Perhaps it is because the book is being told from a British perspective, or perhaps it is because Owen is such a good writer, but “East of Coker” is not burdened with the typical glorification or sexiness of war, romance, violence, and drama typically seen in American literature and film covering similar subject matter. Not that these issues are not addressed in the book. It also somehow manages to do justice to the issue of PTSD without politicizing it, with great lines like:
“They don’t realize it’s not that we have experienced something different over there, that we get exposed to something alien to their lives, it is that being over there showed us the chaos that exists everywhere when the happy illusions of our society are stripped away.”
It is clear that Andy either has personal experience with the issues or has done a great deal of research on veterans. The short 63 pages of the book are full of lines like this that show the author’s knowledge and familiarity with both PTSD and the war on terror.
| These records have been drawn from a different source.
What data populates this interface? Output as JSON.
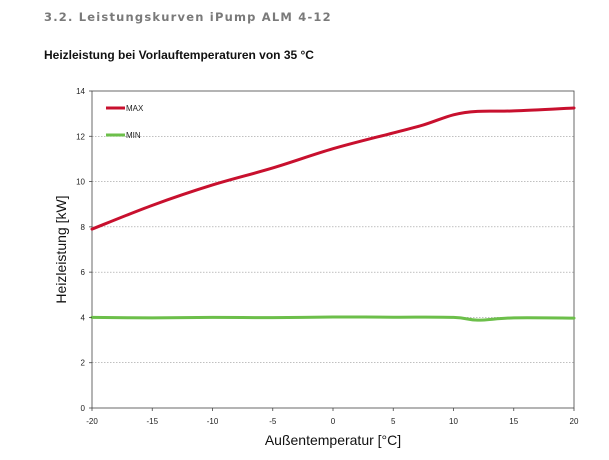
{
  "header": {
    "section_title": "3.2. Leistungskurven iPump ALM 4-12"
  },
  "chart_data": {
    "type": "line",
    "title": "Heizleistung bei Vorlauftemperaturen von 35 °C",
    "xlabel": "Außentemperatur [°C]",
    "ylabel": "Heizleistung [kW]",
    "xlim": [
      -20,
      20
    ],
    "ylim": [
      0,
      14
    ],
    "xticks": [
      -20,
      -15,
      -10,
      -5,
      0,
      5,
      10,
      15,
      20
    ],
    "yticks": [
      0,
      2,
      4,
      6,
      8,
      10,
      12,
      14
    ],
    "grid": true,
    "legend_position": "top-left",
    "series": [
      {
        "name": "MAX",
        "color": "#c8102e",
        "x": [
          -20,
          -15,
          -10,
          -5,
          0,
          5,
          7.5,
          10,
          12,
          15,
          20
        ],
        "y": [
          7.9,
          8.95,
          9.85,
          10.6,
          11.45,
          12.15,
          12.5,
          12.95,
          13.1,
          13.12,
          13.25
        ]
      },
      {
        "name": "MIN",
        "color": "#6cbf4a",
        "x": [
          -20,
          -15,
          -10,
          -5,
          0,
          5,
          10,
          12,
          15,
          20
        ],
        "y": [
          4.0,
          3.98,
          4.0,
          3.99,
          4.02,
          4.01,
          4.0,
          3.88,
          3.98,
          3.97
        ]
      }
    ]
  }
}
While “East of Coker” by Andy Owen is excellent, I do not know that it will appeal to everyone. There is definitely an audience, however, that will greatly appreciate this book. The educated veteran and those hoping to understand veterans returning from the recent wars will find this book greatly beneficial. Also, anyone interested in a first-person perspective of PTSD. Ultimately, it is an excellent book and I greatly appreciate what he is trying to do for veterans and other with PTSD.